I'd do it again too.

Since I have been natural, what I have come to realize is that for many black women, it is not about emulating white folks, but trying to figure out how to care for and manage natural hair. Straight hair seems easier to care for than kinky/curly/nappy hair is constantly dry, won't lay down, and has a tendency to stick up all over the place. Many of us have lost our ability to plait and braid, or can not do that on our own heads. And many of us think of plaiting and braiding as a children's style, and grown women should let that go and wear a down style, and not everyone wants to wear Afro all their life.

I know of several people who tried to leave their daughters hair natural - men and women. Then when the kids went to stay with grandparents, the grandparents frowned upon the hair, thought it too unruly and manageable, and then relaxed it.
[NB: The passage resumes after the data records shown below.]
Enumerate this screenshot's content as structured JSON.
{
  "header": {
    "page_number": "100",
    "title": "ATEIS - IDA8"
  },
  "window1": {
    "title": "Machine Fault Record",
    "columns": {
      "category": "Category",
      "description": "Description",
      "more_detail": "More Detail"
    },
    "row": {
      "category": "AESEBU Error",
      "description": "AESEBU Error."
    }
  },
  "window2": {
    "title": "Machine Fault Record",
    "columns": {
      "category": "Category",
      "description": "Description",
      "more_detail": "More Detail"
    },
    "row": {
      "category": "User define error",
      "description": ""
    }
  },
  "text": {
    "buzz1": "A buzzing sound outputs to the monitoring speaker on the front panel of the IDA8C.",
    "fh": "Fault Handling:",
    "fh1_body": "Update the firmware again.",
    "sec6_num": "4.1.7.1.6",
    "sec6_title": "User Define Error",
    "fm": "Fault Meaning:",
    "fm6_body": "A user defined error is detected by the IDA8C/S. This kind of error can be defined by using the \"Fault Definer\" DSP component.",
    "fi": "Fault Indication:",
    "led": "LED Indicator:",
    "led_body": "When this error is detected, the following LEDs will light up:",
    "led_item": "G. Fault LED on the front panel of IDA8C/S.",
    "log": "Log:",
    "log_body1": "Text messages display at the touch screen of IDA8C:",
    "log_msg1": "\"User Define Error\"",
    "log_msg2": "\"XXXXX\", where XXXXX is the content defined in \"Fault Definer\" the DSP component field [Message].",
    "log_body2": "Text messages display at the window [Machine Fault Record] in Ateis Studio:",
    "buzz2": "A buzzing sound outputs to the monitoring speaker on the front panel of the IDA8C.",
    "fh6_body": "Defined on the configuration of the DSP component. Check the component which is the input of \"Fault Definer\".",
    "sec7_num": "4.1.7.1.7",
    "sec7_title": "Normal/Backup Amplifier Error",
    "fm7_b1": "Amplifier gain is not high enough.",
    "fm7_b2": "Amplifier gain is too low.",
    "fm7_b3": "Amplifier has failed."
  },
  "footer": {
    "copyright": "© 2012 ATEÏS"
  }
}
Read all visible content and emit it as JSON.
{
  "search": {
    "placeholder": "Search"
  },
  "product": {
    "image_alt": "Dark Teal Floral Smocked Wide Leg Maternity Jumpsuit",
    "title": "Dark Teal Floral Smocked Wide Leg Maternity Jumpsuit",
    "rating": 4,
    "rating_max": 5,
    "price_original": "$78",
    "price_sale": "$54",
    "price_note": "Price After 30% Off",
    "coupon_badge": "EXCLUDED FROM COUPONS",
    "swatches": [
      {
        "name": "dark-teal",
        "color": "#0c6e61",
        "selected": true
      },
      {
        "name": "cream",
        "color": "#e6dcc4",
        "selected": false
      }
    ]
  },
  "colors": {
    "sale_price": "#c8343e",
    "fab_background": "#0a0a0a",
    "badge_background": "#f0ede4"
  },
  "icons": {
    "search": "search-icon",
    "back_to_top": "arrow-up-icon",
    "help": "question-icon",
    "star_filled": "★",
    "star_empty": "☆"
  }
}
The mommas and daddies didn't like it, but it's so accepted that you don't reprimand your own parents when they do something like that. But the grandparents (or the parents) was not trying to make imitation white people, they were just trying to get the hair to be more presentable and behave.

As a man, have you ever had long nappy hair? Have you ever done your daughters hair if it was longer and nappy? Do you know how much considerable time and effort to takes to do it? I take a minimum of two hours from start to finish to style my own hair and my children's hair. That's wash, condition, comb, brush, grease, braid/plait/ponytail/twists. 2 hours per person that can stretch to 6 hours depending on the style.

Not only do some women not have the ability to do such styles, many don't have the time.

I would say... forgive them for they know not what they do.

And I see many natural haired women around everyday. Some of those who have straight(er) hair... might actually be black women. Not all of us are caintchy-dontchy nappy. And not all of us who wear weaves and wigs have problems of insecurity with ourselves and our hair.... tho I concede that many us do. Many of us think black men (or any man) wants a women with long straight hair. We believe that because men do compliment and chat up long straight hair on women a lot. Black men have come to appreciate more of what they think black women do not have - long hair. And straight hair shows it's length better nappy hair. Nappy hair has a shrinkage factor of of anywhere from 20%-70% so you can't see the longer length of hair that many people desire and fawn over.

If you want a natural haired woman, they are out there.
But don't judge a sista too harshly for the weave/relaxers/wigs.
Chat her up first before you set your judgment of her in stone.